I helped open the first CCU in New Jersey in 1967. New monitoring technology and implementation of coronary-pulmonary resuscitation precipitated the development of CCUs across the country in order to reduce deaths from acute myocardial infarcts (AMI).
Bethany Hospital in Kansas had opened the first CCU in the United States on May 20, 1962. The second one opened soon after in Philadelphia’s Presbyterian Hospital. It was at Presbyterian Hospital that Rose Pinneo, head nurse of the unit, along with physicians, Lawrence Meltzer and Roderick Kitchell, coauthored Intensive Coronary Care: A Manual for Nurses in 1965.
I remember the manual and especially Rose Pinneo. Pinneo became a role model for all the new CCU nurses at the time.
I kept this picture in a photo book over the years. Just recently, as I went through all my old photos as a “sequester in place” pandemic project, this picture took on a new significance. It would fit under: “Olden Days of Nursing,” a new grouping of stories I am starting to post on my Blog.

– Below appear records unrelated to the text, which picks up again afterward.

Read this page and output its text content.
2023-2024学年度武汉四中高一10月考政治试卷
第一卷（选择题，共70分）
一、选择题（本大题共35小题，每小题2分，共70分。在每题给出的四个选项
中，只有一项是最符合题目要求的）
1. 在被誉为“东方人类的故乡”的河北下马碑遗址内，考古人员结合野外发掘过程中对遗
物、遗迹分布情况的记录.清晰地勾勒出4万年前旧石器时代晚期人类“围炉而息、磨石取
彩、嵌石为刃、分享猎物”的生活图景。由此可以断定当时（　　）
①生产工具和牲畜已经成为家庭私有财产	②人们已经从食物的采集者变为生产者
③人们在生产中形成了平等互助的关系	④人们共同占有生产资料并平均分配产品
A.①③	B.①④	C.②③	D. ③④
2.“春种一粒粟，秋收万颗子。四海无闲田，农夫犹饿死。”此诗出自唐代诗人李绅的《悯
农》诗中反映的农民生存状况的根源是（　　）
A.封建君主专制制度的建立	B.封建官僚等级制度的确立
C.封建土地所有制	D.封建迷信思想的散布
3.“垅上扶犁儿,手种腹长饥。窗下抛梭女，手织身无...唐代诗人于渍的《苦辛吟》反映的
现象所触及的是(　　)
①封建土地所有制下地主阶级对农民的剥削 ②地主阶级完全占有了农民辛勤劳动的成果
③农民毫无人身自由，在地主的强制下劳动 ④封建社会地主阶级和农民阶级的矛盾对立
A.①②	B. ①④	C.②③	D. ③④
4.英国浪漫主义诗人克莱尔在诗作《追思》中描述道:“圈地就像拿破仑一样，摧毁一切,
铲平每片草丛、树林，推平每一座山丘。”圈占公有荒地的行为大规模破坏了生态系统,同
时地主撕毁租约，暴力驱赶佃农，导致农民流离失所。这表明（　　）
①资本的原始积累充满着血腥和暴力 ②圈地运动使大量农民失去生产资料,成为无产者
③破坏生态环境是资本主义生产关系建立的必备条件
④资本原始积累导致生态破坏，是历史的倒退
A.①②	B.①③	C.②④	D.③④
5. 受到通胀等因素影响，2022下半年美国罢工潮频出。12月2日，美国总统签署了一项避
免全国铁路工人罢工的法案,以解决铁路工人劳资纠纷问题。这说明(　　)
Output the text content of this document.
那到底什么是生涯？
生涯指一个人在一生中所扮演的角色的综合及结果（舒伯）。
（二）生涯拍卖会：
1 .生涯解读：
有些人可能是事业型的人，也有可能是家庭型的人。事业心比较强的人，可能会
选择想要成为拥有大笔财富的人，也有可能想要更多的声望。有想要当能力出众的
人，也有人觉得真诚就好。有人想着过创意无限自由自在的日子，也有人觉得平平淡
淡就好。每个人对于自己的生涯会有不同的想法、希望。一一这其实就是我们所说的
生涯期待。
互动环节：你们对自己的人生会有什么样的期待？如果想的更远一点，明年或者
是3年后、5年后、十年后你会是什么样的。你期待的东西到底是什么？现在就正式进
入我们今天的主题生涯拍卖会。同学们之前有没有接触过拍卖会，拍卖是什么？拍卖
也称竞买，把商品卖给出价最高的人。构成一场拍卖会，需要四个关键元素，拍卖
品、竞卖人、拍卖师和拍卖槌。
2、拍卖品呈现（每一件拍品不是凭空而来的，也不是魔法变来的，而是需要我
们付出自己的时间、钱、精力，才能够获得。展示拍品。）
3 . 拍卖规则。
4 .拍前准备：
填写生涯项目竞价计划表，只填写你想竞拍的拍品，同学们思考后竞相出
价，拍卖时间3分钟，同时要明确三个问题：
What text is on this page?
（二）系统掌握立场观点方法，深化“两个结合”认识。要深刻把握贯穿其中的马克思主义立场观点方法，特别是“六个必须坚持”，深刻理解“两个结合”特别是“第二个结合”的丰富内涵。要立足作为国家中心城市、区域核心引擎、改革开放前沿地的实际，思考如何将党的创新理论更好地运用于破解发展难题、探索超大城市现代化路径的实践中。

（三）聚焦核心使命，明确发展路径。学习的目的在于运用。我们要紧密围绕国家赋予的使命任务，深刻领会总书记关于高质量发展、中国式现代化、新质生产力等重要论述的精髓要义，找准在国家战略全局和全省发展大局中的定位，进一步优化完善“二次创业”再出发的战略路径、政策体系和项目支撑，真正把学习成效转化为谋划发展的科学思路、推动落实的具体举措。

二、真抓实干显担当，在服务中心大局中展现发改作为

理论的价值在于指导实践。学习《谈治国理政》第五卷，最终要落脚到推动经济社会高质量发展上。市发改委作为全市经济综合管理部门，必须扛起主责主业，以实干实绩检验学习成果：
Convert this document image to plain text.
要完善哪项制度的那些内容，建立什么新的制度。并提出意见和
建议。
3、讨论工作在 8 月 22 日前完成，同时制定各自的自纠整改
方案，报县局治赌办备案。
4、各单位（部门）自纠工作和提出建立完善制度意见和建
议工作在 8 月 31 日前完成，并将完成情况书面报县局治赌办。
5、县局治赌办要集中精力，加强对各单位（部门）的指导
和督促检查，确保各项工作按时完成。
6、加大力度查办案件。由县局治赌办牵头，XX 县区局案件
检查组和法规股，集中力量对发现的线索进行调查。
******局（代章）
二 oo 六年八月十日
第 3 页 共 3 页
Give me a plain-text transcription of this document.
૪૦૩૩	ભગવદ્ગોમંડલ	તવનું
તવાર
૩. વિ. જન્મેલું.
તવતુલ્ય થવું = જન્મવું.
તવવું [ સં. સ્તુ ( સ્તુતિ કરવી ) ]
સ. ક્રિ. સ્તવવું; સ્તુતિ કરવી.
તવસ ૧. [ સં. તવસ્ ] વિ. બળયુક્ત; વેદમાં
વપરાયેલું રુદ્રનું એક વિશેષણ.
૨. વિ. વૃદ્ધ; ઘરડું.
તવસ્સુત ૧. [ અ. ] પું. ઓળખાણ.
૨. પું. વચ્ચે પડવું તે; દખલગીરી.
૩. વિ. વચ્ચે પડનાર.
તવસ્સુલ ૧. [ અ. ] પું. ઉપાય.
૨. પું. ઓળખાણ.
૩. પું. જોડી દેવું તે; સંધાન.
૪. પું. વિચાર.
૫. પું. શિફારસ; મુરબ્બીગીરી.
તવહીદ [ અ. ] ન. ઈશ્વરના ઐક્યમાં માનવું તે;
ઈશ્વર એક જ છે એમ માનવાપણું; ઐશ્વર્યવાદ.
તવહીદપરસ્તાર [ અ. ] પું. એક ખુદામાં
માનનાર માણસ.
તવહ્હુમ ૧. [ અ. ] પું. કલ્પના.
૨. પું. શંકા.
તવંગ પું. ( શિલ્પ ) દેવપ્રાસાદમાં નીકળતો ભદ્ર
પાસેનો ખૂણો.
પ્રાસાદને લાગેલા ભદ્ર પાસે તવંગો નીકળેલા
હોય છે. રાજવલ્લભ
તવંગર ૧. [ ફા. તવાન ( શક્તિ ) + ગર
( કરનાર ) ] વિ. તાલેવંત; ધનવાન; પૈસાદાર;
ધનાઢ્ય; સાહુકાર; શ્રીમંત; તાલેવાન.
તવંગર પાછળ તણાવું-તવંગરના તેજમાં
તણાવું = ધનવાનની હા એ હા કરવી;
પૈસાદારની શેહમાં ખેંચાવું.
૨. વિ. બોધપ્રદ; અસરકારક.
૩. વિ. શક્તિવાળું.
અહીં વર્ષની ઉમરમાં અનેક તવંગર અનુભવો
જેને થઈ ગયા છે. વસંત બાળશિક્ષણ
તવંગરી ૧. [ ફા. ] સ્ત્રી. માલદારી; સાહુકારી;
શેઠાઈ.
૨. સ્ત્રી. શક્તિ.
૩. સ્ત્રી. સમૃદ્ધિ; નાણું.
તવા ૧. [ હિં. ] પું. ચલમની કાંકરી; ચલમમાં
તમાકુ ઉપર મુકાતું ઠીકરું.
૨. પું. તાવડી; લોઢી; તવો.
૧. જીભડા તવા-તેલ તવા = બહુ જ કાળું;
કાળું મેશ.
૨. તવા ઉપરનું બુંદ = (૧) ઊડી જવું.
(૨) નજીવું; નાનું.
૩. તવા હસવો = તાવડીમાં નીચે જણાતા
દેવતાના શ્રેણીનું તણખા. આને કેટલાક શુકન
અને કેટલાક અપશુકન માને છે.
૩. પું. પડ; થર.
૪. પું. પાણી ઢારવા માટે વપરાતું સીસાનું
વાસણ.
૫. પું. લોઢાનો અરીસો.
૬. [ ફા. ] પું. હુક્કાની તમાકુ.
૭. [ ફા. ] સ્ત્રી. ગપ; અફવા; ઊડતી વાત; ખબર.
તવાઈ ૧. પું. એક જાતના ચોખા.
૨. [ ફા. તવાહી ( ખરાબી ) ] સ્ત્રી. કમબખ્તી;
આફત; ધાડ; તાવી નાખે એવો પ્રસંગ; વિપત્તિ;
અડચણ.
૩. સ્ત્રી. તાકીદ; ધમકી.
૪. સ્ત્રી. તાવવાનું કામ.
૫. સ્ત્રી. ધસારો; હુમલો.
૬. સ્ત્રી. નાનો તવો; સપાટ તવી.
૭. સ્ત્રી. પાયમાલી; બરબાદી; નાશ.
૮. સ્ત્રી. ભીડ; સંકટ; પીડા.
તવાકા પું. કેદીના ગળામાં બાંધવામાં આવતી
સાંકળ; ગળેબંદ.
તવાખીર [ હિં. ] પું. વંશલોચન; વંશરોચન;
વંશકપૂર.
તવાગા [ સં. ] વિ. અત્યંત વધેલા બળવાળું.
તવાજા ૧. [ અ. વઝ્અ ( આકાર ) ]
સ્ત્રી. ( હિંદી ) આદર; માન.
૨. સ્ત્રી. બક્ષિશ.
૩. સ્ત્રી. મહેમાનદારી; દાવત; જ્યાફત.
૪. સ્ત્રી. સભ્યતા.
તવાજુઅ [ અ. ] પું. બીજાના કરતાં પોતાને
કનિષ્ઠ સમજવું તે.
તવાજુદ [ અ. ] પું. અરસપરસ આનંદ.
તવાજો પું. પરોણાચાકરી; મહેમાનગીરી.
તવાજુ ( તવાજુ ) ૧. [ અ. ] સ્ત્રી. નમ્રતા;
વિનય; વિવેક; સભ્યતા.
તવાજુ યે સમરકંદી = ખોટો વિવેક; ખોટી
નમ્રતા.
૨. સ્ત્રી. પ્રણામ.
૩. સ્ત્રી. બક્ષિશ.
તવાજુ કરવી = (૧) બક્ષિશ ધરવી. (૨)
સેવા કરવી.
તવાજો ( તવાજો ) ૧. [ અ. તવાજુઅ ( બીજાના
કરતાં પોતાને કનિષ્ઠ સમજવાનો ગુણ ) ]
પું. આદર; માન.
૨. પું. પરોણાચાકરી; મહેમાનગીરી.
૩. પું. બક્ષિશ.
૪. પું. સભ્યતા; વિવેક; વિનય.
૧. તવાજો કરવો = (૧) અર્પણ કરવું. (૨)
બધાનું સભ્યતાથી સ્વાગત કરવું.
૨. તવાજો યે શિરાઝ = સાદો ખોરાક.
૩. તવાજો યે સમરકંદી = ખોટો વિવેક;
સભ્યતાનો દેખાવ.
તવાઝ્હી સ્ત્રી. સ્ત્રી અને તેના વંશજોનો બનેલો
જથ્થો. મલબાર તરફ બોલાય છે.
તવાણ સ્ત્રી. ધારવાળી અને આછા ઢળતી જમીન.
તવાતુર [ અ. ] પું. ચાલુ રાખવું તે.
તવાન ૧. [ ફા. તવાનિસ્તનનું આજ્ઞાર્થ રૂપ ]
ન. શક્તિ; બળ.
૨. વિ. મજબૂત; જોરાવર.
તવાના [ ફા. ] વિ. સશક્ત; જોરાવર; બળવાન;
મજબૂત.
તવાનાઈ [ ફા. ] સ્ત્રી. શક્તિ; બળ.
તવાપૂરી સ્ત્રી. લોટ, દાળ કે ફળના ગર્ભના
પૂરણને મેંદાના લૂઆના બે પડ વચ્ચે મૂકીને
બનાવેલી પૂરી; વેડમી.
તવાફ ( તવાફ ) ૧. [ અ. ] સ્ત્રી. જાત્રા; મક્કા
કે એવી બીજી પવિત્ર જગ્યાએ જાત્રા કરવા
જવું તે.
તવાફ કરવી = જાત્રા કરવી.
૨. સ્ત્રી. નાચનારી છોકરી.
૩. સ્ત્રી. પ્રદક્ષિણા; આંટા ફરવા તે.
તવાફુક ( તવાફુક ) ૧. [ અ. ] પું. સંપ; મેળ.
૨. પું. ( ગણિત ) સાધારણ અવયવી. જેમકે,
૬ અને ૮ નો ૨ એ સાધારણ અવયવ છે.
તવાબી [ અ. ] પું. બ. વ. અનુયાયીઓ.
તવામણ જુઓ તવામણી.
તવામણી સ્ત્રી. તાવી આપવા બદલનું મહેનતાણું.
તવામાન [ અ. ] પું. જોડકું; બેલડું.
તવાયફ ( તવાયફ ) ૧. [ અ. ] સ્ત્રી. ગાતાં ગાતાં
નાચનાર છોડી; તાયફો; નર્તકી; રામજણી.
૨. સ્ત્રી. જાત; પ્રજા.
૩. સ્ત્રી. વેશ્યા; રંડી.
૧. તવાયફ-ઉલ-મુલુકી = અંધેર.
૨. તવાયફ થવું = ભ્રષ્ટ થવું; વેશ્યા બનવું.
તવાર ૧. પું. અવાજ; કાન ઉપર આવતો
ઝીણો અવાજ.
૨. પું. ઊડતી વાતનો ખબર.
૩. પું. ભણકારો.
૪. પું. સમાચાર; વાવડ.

It was only after I began to do some research that I recognized that right from the inception of CCUs, nurses ran the show. At the time this benefit eluded me. I was still a neophyte. I had not yet dealt with the paternalist health care system and rigid legislation that limited nursing practice.
I was pleasantly surprised to read about how nurses were positioned to take charge right from the inception of CCUs:
The opening sentence (in Intensive Coronary Care: A Manual for Nurses) in set the tone: “It may seem curious that the first book dedicated to a new concept of treatment for acute myocardial infarction has been directed primarily to nurses rather than physicians.” They (the authors) emphasized that the new treatment technologies had to be used immediately in order to save lives. To achieve this goal doctors must abandon traditional notions of a nurse’s limited role in clinical decision making.The authors declared, “Intensive coronary care is essentially an advanced system of nursing. It is not an advanced system of medical practice based on electronics.” Their prescription for saving lives was explicit: “A CCU nurse must be able to perform…therapeutic measures by herself without specific orders.”[Italics mine.]
. . . Support for giving specially trained nurses authority to defibrillate patients grew quickly in the late-1960s as concerns about the legal implications of the practice declined. The CCU-inspired empowerment of nurses represented a critical first step in the evolution of team-based care that is such a conspicuous part of current-day cardiology practice.
The first few of months in the CCU, I supervised the set-up of the physical space, hired nurses and organized the classes to be given by cardiologists. I gave lectures to the hospital staff nurses and administration about this new clinical specialty unit.
I worked in the CCU for only ten months. Newly married, my husband and I moved to another state because he had a great job opportunity. Over the next few years, we moved five times, had two children and I worked part-time at two other CCUs. When I started school for my bachelors’ degree in 1970, I never went back to the CCU. Cardiology is still my favorite specialty.